The drink that turned into several
It’s your first date, and you were supposed to “grab a drink.” That became 12 tequila shots and a makeout session in the bathroom stall.
The Good: Well, at least it wasn’t awkward.
The Bad: It's probably not the best sign that you had to get trashed to have a good time.
The Ugly: Do you see yourself telling your grandchildren about how blacked you got on your first date with Grandpa? Nope, didn’t think so.
The late-night Taco Bell
You meet at the bars. Before he takes you home for the inevitable one-night stand, he treats you to some late-night deliciousness.
The Good: Like the next-morning bagels, the meal sets this guy apart from all the other one-night stands. It makes him seem different. This is a special thing between the two of you. Also, um, hello, FREE DRUNK FOOD.
The Bad: This isn’t actually a special thing between the two of you. It’s just late-night food.
The Ugly: This is in no way, shape or form a date. This guy is hammered and wants himself some Taco Bell. You just happened to be there for the ride.
The drinks-and-dinner date... minus the dinner
He invites you to dinner and drinks... except that he forgets to mention that “dinner” was going to be the trail mix left out on the table by the kind people who run the dive bar.
The Good: Dinner dates can be AWKWARD. If the date goes south, you're stuck talking to this nimrod until the meal is finished and the bill is paid.

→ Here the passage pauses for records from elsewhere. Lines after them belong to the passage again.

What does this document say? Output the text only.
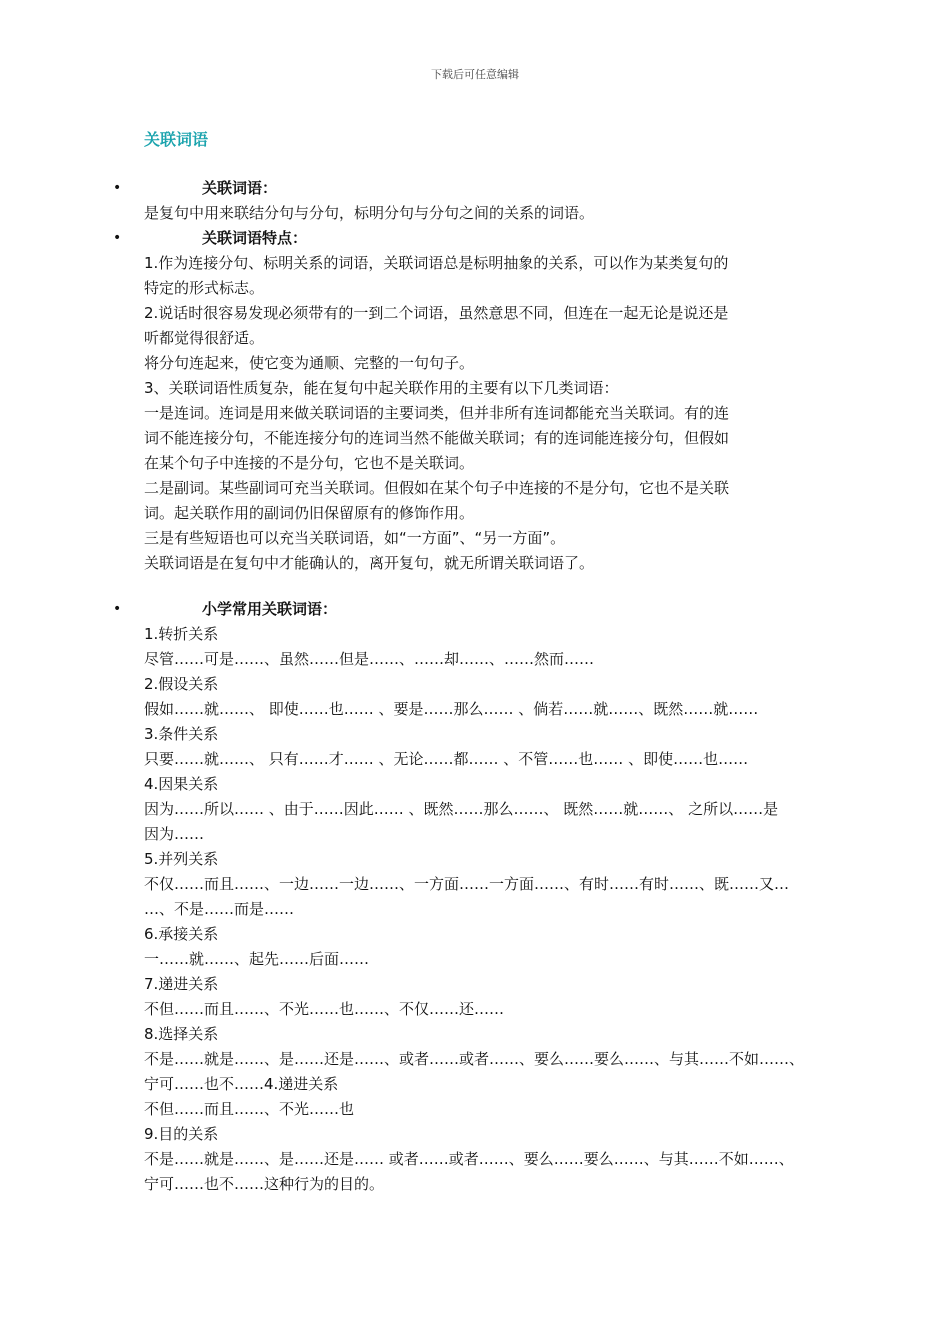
下载后可任意编辑
关联词语
•	关联词语：
是复句中用来联结分句与分句，标明分句与分句之间的关系的词语。
•	关联词语特点：
1.作为连接分句、标明关系的词语，关联词语总是标明抽象的关系，可以作为某类复句的
特定的形式标志。
2.说话时很容易发现必须带有的一到二个词语，虽然意思不同，但连在一起无论是说还是
听都觉得很舒适。
将分句连起来，使它变为通顺、完整的一句句子。
3、关联词语性质复杂，能在复句中起关联作用的主要有以下几类词语：
一是连词。连词是用来做关联词语的主要词类，但并非所有连词都能充当关联词。有的连
词不能连接分句，不能连接分句的连词当然不能做关联词；有的连词能连接分句，但假如
在某个句子中连接的不是分句，它也不是关联词。
二是副词。某些副词可充当关联词。但假如在某个句子中连接的不是分句，它也不是关联
词。起关联作用的副词仍旧保留原有的修饰作用。
三是有些短语也可以充当关联词语，如“一方面”、“另一方面”。
关联词语是在复句中才能确认的，离开复句，就无所谓关联词语了。
•	小学常用关联词语：
1.转折关系
尽管……可是……、虽然……但是……、……却……、……然而……
2.假设关系
假如……就……、 即使……也…… 、要是……那么…… 、倘若……就……、既然……就……
3.条件关系
只要……就……、 只有……才…… 、无论……都…… 、不管……也…… 、即使……也……
4.因果关系
因为……所以…… 、由于……因此…… 、既然……那么……、 既然……就……、 之所以……是
因为……
5.并列关系
不仅……而且……、一边……一边……、一方面……一方面……、有时……有时……、既……又…
…、不是……而是……
6.承接关系
一……就……、起先……后面……
7.递进关系
不但……而且……、不光……也……、不仅……还……
8.选择关系
不是……就是……、是……还是……、或者……或者……、要么……要么……、与其……不如……、
宁可……也不……4.递进关系
不但……而且……、不光……也
9.目的关系
不是……就是……、是……还是…… 或者……或者……、要么……要么……、与其……不如……、
宁可……也不……这种行为的目的。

In a sense, you just dodged a major bullet.
The Bad: Sure, drinks aren't intimidating, and they're sort of relieving. But you were excited for dinner. You were excited about a real guy who actually wanted to take you out for a real meal.
The Ugly: In your heart of hearts, you know the difference between the guy who takes you to dinner and the guy who promises dinner but never delivers.
The group hang
You and your friends join him and his friends for a group hangout (this might mean a boozy brunch or a BBQ at his friend Jimmy’s place).
The Good: People are their truest selves when surrounded by their close friends. This is a low-stakes way for you to get to know the real him -- and for him to get to know the real you.
The Bad: What if his friends don’t get along with your friends? This can very quickly transition from a fun, cute idea to a middle school dance: guys on one side, girls on the other.
The Ugly: Quality time together is another way to get to know the “real” him -- minus the awkward, forced group gathering that nobody wants to attend. Why aren't you trying the one-on-one?
The date with the handsy guy
He kisses you mid-sentence and cannot stop talking about how hot you are.
The Good: It’s a real confidence booster -- I mean, you must be, like, REALLY hot.
The Bad: You cannot get a word in edgewise without this horndog trying to shove his tongue down your throat.
The Ugly: Though he’s boosting your confidence in your physical features, he's taking a giant dump on your personality. Apparently, nothing you have to say is worth listening to.
The date with the hard-to-get guy
He forgets your name and regularly checks his phone for what you can only assume are texts from his next date.
The Good: You can forget him and use the free drinks as a pregame before you meet up with your friends.
The Bad: You find yourself actually trying to be interesting enough to grab the attention of this tool.
The Ugly: Unfortunately, many girls are attracted to this elusive douche. The more he treats you like a number, the more you find yourself trying to become a name.
The therapy session you didn't get paid for
The “date” turned into “two hours of me telling you about my life’s traumas, from my relationship with my mother to my cheating ex.”
The Good: This gives you a chance to scope out any real red flags before you get in too deep.
The Bad: The date is obviously all about him.
The Ugly: This guy might need REAL therapy before he’s ready for anything worthwhile.